Page 1 of 1

Lookup stage

Posted: Thu Sep 16, 2010 2:37 am
by srinivas.nettalam
Hi ,
Please let me know whether the conception below is right.
If the primary and reference links have the same column names for non-key columns, then even though the reference column is pulled the data in it is the data from primary link's column.
Please let me know on this ....

Posted: Thu Sep 16, 2010 3:46 am
by ray.wurlod
Welcome aboard.

You really haven't given enough information - I am presuming that your question refers to a Lookup stage.

The answer is "maybe". On the output link of the stage you can control which input columns get mapped to output columns.

Question on Lookup stage

Posted: Thu Sep 16, 2010 4:09 am
by srinivas.nettalam
Sorry for not being clear.Here is my concern.Primary link has 2 columns EMP_ID ,EMP_NAME and Reference link has 2 columns EMP_ID and EMP_NAME.key to lookup is EMP_ID and EMP_NAME from reference is mapped to output.Though reference.EMP_NAME is mapped ,the data in that would be the data from primary link,is that true?[/quote]

Posted: Thu Sep 16, 2010 4:18 am
by PhilHibbs
Yes, because if the lookup fails (and you have Continue selected in the input link's Lookup Failure option) then you will get the stream's value and not the NULL of a failed lookup.

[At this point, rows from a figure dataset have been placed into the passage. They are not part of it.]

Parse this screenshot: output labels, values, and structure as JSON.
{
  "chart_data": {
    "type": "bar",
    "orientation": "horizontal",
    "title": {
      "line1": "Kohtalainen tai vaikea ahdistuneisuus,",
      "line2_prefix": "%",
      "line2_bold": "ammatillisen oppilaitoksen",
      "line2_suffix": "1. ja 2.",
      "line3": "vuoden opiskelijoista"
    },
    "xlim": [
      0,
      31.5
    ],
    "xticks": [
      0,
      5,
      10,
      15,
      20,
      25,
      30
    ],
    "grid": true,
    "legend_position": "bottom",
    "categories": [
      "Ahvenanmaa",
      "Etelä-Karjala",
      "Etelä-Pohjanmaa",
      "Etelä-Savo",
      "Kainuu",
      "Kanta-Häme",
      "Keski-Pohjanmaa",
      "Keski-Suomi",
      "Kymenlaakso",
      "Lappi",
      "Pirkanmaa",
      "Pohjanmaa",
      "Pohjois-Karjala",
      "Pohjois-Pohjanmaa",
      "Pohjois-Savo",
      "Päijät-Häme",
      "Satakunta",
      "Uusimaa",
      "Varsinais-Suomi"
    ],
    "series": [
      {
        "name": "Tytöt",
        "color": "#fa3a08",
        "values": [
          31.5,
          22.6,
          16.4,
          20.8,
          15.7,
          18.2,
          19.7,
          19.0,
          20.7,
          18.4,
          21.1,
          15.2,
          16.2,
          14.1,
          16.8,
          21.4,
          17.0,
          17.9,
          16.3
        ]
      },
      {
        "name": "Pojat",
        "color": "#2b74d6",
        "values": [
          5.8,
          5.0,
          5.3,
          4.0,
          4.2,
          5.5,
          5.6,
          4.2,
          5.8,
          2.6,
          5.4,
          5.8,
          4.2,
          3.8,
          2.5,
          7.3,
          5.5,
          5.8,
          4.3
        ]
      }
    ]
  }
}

You can map the lookup link's value to another field if you want, so that you can see which ones failed the lookup further downstream.

Posted: Thu Sep 16, 2010 4:28 am
by srinivas.nettalam
PhilHibbs,
Thank you very much.

Posted: Thu Sep 16, 2010 6:02 am
by srinivas.nettalam
Does it happen only when "continue" is selected?what data would be present if any of the other options is selected?

Posted: Thu Sep 16, 2010 6:29 am
by jpraveen
Hi Srinivas

Continue is like LEFT JOIN,
Drop is like INNER JOIN,
Reject- the record goes to Reject link,
Fail-we can make Lookup to fail when the condition not met and tha job grt Aborted.

Posted: Thu Sep 16, 2010 6:30 am
by kwwilliams
In your case continue would not be recommended. You should chose reject which would allow you to separate out your matched and unmatched records from the lookup.

You can then handle your rejects (set the empid and name to null or some other value) and then funnel the results together. In general this type of construct gives more visibility into what is occurring in the job. Many people prefer to continue and then handle the lookup failure in a downstream transformer. I prefer to lookup and reject, because it give more verbose information to whomever would be supporting the ETL I write.

Posted: Thu Sep 16, 2010 7:25 am
by srinivas.nettalam
Please pardon me for not being clear with the question from the beginning.
My question is only regarding the functionality of lookup stage only and not regarding any requirement.

If the primary and reference have same column name as per my previous question ,and reference.EMP_NAME is mapped to ouput,the data that flows to output is from stream.EMP_NAME though stream.EMP_NAME is not mapped to any of the output columns

Posted: Thu Sep 16, 2010 9:20 am
by kwwilliams
Interview question??

If you use continue and mapped the reference as the output, the result would be null if the lookup failed and you would have to handle it downstream.

Reject would only allow matches out the primary stream while creating a reject stream.

Fail would cause the entire job to fail.

Posted: Thu Sep 16, 2010 4:19 pm
by kumar_s
Yes, Datastage will drop the columns from the Lookup internally and will Keep the columns from Main stream to the output.